Hassan Rouhani
Hassan Rouhani Reuters

Iran's President Hassan Rouhani on Monday launched a scathing attack on his conservative election rivals, saying their era of "violence and extremism" was over, reports AFP.

"The people of Iran shall once again announce that they don't approve of those who only called for executions and jail throughout the last 38 years," he was quoted as having told a packed stadium in the western city of Hamedan, referring to the Islamic revolution of 1979.

"We've entered this election to tell those practicing violence and extremism that your era is over," he added.

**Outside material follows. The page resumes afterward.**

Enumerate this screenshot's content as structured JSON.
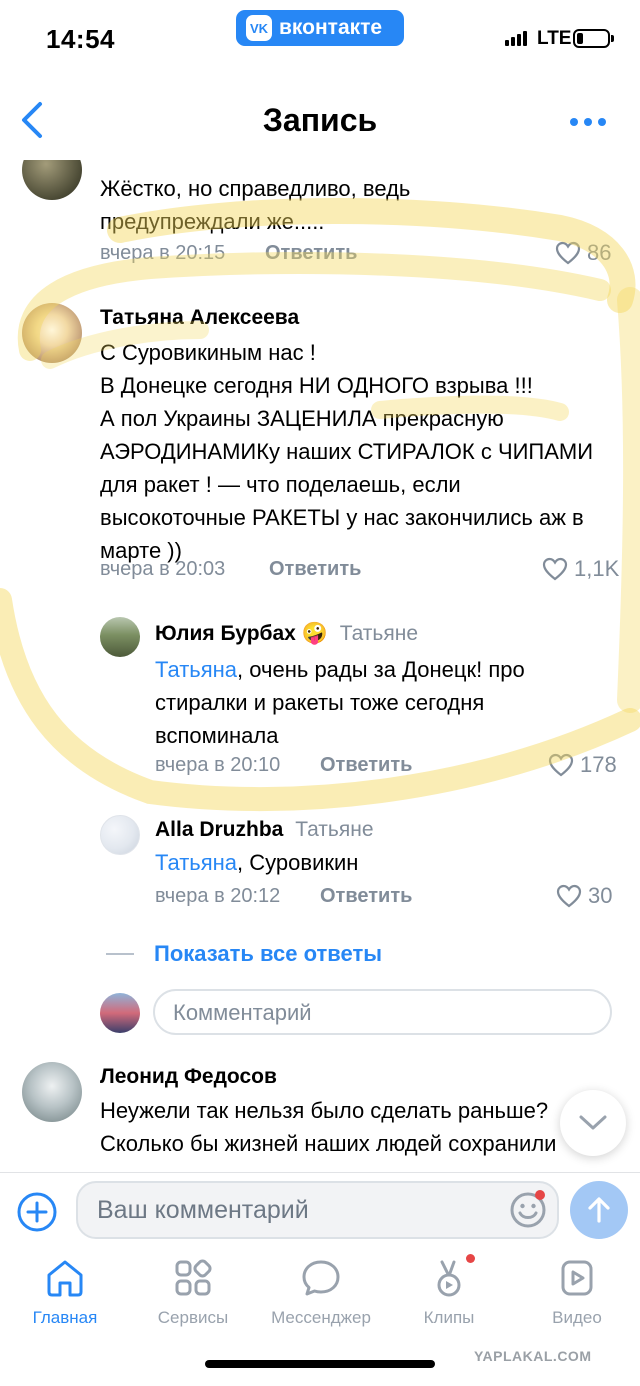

Rouhani, who won the presidential election in 2013, seeks a second term in office in the election on May 19, but has come under fire by his opponents over his failure to revive Iran's stagnant economy.

"Your logic is prohibition and nothing else. Our young people have chosen the path of freedom," he told his opponents on Monday.

Rouhani's government has failed to kick-start the economy despite a nuclear deal with world powers that ended many sanctions imposed on the country.

Rouhani last week criticized the Revolutionary Guards for writing anti-Israel messages on ballistic missiles before testing them.

The missile test in question took place in March of 2016. The words “annihilate Israel” were written on the missiles, and Iranian officials claimed the missile systems being developed were needed “to confront the Zionist entity” and to ensure “its collapse”.

Despite his recent conciliatory messages and despite being touted by the West as a “moderate”, has in the past called Israel “illegitimate” and lamented that the crisis in Syria has made it difficult for Iran to focus on harming Israel.

Rouhani has personally presided over “Death to America” chants during rallies in Iran, even though he claimed that Iranians “respect the American people”.

Under Rouhani's presidency, Iran has set new records in the number of executions, many for political or religious "crimes". He has also done little in the way of freeing reformist political leaders who were jailed after protesting the 2009 election.